Several top African public officials, scores of businesses and influential business executives on Tuesday called for accelerated action to bridge the gap in the Africa’s infrastructure deficit as part of critical measures required to guarantee improved economic growth for the continent.
At the second day of Africa’s premier infrastructure summit in Abuja, Nigeria’s Acting President Yemi Osinbajo implored private sector players to help relieve Africa from its infrastructure crisis, which experts have long identified as one of the major stumbling blocks to the continent’s economic growth.
“There is no question at all that all of what we required, all of what is needed will not be provided just by government,” Mr. Osinbajo said at the two-day event held to mark the 10th anniversary of Africa Finance Corporation. “As a matter of fact, without the private sector, it is completely impossible for government to even finance current infrastructure needs.”
Investment analysts on the continent hold that its inhabitants could witness spontaneous economic success if anything can be done to address an estimated $90 billion in infrastructure deficit.
Mr. Osinbajo submitted that the role of private sector in helping Africa address its critical needs surpasses the capacity of government institutions.
“There is no question at all that government cannot simply compare with the power of the private sector and with the resources that the private sector can pull together,” Mr. Osinbajo said while delivering his keynote speech themed: ‘Infrastructure Revolution.’
The event drew many top public and private sector officials from different places across Africa, including former Nigerian President Olusegun Obasanjo who praised the exploits of AFC over the past 10 years while expressing optimism about its future.
The AFC is an international, for profit investment grade multilateral finance institution established to bridge Africa’s significant infrastructure gap.
The AFC, which was established in 2007 by Mr. Obasanjo’s administration, has raised $3.5 billion as at the end of last year, while declaring a profit of $150 million to shareholders, its President and CEO, Andrew Alli, said in a statement.
Its debut $750 million Eurobond issue was oversubscribed six times. And it currently maintains presence in 13 African countries including Nigeria (host country), Guinea-Bissau, Sierra Leone, The Gambia, Liberia, Guinea, Ghana, Chad.
The others are: Cape Verde, Uganda, Rwanda, Gabon and Djibouti.
Mr. Obasanjo expressed confidence in the ability of AFC executives to position the investment firm at the forefront of African infrastructure rebirth.
“If all things go well, I see an AFC that would have triple or quadruple its investment in infrastructure in Africa,” Mr. Obasanjo said during a panel discussion. “I see an AFC that would become a household name everywhere in Africa.

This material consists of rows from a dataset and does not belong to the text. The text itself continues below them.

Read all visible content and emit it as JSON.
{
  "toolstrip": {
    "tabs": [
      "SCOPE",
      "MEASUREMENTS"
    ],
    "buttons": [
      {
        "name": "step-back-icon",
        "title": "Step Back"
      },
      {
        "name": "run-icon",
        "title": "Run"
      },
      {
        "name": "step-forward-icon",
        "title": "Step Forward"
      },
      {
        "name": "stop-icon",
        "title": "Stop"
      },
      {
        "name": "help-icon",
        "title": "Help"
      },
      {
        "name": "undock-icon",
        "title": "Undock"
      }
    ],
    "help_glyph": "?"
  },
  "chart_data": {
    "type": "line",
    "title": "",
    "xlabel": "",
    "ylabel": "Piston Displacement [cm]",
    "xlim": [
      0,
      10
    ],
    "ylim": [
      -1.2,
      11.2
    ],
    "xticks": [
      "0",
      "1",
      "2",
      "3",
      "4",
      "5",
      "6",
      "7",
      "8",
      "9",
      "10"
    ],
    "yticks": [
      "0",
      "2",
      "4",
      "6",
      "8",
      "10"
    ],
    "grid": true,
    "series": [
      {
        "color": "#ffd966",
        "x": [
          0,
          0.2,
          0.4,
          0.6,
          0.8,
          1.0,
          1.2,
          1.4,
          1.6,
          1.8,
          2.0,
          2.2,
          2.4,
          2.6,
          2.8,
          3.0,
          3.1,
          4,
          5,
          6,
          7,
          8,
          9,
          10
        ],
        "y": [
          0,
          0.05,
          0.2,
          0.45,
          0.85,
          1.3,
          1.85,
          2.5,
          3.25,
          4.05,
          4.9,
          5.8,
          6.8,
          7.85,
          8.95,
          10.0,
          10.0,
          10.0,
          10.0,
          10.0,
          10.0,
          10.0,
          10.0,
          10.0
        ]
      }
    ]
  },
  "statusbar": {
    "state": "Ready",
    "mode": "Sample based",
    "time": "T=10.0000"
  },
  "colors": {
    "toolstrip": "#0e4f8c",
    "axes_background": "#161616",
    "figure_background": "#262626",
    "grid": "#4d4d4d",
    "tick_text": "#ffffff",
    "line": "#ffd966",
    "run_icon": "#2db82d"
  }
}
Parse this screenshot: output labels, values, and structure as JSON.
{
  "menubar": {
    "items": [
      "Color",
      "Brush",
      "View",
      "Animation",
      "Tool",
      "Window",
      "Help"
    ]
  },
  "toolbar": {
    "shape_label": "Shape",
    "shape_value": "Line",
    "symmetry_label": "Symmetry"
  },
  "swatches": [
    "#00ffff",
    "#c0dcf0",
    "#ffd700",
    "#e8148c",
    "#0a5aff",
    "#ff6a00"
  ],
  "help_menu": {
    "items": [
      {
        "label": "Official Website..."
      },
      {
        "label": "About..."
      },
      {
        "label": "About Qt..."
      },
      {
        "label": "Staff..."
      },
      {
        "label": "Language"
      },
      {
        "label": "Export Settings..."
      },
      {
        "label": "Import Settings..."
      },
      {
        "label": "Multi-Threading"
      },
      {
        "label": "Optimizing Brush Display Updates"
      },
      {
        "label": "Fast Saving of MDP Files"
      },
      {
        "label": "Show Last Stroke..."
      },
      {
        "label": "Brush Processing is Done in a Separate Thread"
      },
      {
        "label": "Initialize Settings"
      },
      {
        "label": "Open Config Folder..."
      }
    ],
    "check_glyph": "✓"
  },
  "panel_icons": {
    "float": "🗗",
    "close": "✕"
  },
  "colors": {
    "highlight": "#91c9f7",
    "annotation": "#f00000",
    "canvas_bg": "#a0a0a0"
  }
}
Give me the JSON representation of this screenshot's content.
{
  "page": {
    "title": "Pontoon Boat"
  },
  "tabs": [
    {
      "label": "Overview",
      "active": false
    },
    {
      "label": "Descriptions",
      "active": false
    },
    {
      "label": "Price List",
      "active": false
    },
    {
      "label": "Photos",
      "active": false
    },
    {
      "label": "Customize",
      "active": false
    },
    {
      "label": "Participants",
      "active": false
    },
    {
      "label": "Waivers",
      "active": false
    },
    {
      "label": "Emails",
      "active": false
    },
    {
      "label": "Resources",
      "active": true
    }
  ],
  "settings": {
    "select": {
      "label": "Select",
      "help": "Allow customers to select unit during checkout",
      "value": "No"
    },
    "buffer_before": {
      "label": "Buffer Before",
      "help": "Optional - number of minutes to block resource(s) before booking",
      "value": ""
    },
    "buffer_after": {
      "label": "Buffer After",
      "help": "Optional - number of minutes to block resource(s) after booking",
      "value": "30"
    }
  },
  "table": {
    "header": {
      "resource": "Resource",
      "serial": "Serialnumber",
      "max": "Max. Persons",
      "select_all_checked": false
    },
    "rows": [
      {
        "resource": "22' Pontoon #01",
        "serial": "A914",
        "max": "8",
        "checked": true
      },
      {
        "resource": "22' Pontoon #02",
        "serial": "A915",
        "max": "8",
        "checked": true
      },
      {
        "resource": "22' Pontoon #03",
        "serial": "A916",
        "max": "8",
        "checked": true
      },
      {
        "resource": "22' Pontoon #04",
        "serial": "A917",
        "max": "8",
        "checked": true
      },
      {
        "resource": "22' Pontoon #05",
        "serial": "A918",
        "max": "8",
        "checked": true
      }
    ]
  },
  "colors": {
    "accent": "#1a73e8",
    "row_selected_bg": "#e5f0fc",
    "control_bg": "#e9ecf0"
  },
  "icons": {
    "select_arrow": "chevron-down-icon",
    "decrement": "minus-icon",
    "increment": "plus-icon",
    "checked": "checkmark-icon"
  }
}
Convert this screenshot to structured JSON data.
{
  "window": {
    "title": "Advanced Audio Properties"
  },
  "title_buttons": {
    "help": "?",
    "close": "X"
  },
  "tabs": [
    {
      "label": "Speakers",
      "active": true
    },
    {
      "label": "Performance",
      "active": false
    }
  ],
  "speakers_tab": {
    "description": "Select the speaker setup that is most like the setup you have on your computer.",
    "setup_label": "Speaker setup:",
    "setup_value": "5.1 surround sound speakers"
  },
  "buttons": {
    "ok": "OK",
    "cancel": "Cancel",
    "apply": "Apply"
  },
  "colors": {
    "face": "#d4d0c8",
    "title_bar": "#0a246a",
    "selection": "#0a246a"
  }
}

I see an AFC that would be competing, or if you like complementing, the World Bank’s equivalent —which is IFC— if not overtaken it.”
The former president urged the AFC to sustain its current exploits in order not to derail like many other African initiatives.
“In Africa, we start things right but we don’t continue to do them right,” he said.
Mr. Obasanjo was joined in his call by Charles Soludo, a former governor of the Central Bank of Nigeria who was also the first chairman of AFC, and Tony Elumelu, a former CEO of United Bank for Africa and chairman of Heirs Holdings.
The duo participated in a panel discussion with Mr. Obasanjo, during which they expressed optimism about growth in African infrastructure.
Several business executives at the event, tagged AFC Live 2017, included Aigboje Aig-Imoukhuede, President of Nigerian Stock Exchange; Samuel Dossou-Aworet, Founder and Chairman of Petrolin Group; Kunle Elebute, Country Managing Partner at KPMG and Jay Ireland, President and CEO, General Electric Africa.
Government officials present at the event included Raji Fashola, Minister of Power, Works and Housing; Godwin Emefiele, Governor, CBN; and Kemi Adeosun, Minister of Finance.
All the participants identified infrastructure deficit as a major hindrance to Africa’s economic development and called for public-private partnership to bridge the gap.